A cidade mora ao lado

Neste último final de semana aconteceu, em São Paulo, o 2º Mundial do Queijo do Brasil. Foi grande a participação de público na feira de produtos, enquanto profissionais realizaram inúmeras atividades paralelas —inclusive a premiação do melhor queijo.

O vencedor, entre 1.200 amostras, foi um Gruyère Reserve suíço, e o segundo colocado foi um brasileiro de São Paulo —o dolce bosco, queijo azul de cabra da Capril do Bosque.

Mas havia também outra atração no evento: o local onde ele ocorreu. Foi no teatro B32, na rica avenida Faria Lima.

Projetado pelo arquiteto Eiji Hayakawa, ele faz parte de um complexo que une um edifício comercial; uma praça desenhada pelo americano Thomas Balsley, sem muros ou cercas, aberta para o público passante e adornada por uma escultura metálica em forma de baleia; e o teatro, suspenso sobre uma área coberta, com o fundo do palco envidraçado que permite que, de dentro do teatro, se aviste a praça e a rua.

Durante a pandemia, e a restrição a viagens, cresceu no mundo o desejo de se apoderar mais da cidade. Edifícios particulares que sejam amistosos com quem vive no entorno ficaram ainda mais importantes.

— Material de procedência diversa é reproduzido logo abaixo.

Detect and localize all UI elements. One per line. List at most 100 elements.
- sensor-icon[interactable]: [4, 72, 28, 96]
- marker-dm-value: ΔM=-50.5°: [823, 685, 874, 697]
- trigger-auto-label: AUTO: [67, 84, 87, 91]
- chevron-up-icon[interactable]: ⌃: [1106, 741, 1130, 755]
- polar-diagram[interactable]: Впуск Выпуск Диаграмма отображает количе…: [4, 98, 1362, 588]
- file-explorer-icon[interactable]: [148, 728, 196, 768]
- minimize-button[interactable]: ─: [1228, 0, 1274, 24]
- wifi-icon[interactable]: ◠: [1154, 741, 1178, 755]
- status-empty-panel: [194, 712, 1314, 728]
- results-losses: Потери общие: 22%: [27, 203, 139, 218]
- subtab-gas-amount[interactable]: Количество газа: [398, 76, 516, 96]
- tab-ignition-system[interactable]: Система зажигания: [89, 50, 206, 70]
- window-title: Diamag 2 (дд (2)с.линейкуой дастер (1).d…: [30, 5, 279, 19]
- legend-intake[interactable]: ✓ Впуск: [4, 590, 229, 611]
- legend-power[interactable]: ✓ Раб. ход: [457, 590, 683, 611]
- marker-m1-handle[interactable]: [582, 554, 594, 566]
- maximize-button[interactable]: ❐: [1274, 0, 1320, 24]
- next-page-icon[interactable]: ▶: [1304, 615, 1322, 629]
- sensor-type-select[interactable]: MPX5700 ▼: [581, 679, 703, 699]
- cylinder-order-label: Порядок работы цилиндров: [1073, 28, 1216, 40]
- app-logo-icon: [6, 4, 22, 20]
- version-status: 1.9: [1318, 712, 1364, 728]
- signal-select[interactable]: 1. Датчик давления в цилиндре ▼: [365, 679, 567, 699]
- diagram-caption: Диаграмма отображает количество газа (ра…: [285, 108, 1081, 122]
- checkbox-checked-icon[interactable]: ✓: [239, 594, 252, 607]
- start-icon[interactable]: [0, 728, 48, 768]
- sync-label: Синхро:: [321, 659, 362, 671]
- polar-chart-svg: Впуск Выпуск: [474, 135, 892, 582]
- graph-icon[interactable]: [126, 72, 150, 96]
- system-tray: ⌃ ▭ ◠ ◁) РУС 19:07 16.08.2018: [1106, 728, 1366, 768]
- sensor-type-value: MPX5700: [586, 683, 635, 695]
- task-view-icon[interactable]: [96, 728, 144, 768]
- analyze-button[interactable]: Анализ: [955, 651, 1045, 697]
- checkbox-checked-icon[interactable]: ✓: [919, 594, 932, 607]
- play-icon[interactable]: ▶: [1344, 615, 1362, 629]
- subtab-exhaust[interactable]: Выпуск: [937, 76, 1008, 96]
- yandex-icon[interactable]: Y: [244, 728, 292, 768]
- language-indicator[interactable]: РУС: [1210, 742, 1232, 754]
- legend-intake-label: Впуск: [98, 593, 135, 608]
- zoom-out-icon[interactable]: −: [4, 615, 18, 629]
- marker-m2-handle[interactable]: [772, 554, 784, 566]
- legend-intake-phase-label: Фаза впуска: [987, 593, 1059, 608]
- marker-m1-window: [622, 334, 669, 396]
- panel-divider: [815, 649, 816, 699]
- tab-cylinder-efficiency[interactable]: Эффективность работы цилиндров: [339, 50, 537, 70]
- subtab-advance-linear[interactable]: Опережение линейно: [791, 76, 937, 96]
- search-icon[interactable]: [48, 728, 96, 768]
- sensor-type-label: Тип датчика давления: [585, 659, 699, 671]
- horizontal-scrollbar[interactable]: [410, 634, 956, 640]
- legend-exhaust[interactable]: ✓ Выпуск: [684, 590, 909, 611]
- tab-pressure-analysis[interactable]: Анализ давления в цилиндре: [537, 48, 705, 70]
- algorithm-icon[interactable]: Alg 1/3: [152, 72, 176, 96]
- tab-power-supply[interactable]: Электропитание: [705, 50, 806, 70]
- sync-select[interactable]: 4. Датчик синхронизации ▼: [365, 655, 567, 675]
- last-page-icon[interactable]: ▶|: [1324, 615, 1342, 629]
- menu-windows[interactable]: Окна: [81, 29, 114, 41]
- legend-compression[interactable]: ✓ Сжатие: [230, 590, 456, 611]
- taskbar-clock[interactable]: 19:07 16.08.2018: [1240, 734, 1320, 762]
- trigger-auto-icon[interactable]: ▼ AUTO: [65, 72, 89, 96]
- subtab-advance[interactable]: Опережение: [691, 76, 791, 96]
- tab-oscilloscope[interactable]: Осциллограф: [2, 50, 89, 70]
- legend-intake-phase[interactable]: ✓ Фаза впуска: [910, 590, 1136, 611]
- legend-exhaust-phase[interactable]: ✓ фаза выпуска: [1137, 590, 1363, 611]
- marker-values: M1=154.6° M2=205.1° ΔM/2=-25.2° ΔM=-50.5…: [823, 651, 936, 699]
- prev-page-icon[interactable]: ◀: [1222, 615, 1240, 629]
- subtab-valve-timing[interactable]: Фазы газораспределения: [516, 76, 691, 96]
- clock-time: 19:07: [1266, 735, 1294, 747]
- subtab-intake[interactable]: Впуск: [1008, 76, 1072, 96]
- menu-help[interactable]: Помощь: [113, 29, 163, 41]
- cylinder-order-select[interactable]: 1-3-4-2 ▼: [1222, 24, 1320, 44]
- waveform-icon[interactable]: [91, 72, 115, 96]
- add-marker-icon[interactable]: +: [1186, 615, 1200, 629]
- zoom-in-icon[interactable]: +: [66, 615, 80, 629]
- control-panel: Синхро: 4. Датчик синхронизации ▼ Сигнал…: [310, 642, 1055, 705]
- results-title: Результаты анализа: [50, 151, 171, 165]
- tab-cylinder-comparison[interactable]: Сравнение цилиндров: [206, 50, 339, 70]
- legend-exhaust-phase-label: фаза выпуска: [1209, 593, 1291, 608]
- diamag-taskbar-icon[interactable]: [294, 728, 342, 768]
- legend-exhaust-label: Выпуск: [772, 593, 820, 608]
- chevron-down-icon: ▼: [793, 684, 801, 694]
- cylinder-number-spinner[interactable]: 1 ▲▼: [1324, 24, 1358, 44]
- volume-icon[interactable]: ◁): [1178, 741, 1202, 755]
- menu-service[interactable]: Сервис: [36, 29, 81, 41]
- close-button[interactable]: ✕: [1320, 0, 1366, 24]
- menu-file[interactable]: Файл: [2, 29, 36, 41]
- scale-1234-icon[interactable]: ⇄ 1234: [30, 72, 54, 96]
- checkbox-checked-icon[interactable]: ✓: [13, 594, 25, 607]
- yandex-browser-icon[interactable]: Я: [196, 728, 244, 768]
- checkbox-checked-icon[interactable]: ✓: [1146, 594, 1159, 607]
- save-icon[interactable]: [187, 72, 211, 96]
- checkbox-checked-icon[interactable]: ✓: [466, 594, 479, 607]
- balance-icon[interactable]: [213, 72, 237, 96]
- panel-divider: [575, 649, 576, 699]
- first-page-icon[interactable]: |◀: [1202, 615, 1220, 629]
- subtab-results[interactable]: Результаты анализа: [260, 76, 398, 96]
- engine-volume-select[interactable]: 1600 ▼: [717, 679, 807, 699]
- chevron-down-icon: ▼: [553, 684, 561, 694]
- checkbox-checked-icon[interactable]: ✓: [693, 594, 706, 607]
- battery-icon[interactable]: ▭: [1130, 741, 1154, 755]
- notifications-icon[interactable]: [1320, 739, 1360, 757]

Esta ideia de convivência não é nova. Em Nova York os edifícios comerciais devem deixar o andar térreo livre para os passantes. E mesmo em São Paulo, o revolucionário Conjunto Nacional já integrava o espaço interno com as ruas circundantes —mas era uma exceção.

O edifício Birman 32, onde está o teatro, fica na avenida que, à época chamada de Nova Faria Lima, representa uma excrescência urbana. Gigantesca, foi construída sobre os escombros de enormes desapropriações, uma oportunidade de ouro de criar uma via com uma visão generosa e contemporânea.

Mas, erguida por Paulo Maluf e asseclas, virou apenas um cofre alimentado pela especulação imobiliária e pela miopia de arquitetos gananciosos.

Tornou-se um paredão de prédios comerciais cafonas e trancados para os passantes, uma região árida onde automóveis se enfurnam como tatus, e não se vê restaurantes, comércio, residências, e muito menos pessoas nas calçadas que ladeiam cercas fortificadas.

É o oposto do que acontece em cidades aprazíveis como Paria, onde bairros mesclam funções dando vida permanente aos ambientes —sobrepondo residências, comércio, restaurantes, garantindo movimento o dia todo.

É o que experiências urbanas —do Estado ou privadas— procuram pelo mundo, mais ainda quando a pandemia nos tornou mais íntimos de onde moramos.

Como mostrou um artigo recente da revista Afar, San Francisco está investindo milhões no parque India Basin Waterfront, numa região pobre da cidade, para preservar o bairro histórico.

Na decadente Detroit, o armazém Spot Lite combina café, galeria de arte e co-work durante o dia, e à noite vira uma agitada danceteria. Em Tainan, Taiwan, um velho shopping virou Tainan Spring, com piscina pública e um parque tropical.

Passando pelo Brasil, onde assina o restaurante do hotel Palácio Tangará, o chef Jean-Georges Vongerichten contou-me de sua última aventura em Nova York: fez do Tin Building, antigo mercado de peixes no Seaport, um complexo de restaurantes com cozinhas abertas, lojas e um mercado.

O Vila Anália fica em São Paulo mesmo, e leva à zona leste, num mesmo edifício, uma combinação de restaurantes, confeitaria, empório, adega —enfim, um ambiente que propicia acolhimento para quem mora na região.

As cidades precisam abraçar seus cidadãos, especialmente os que estão no bairro —e com isto se tornam mais aprazíveis para quem vive ali, e também para quem as visita.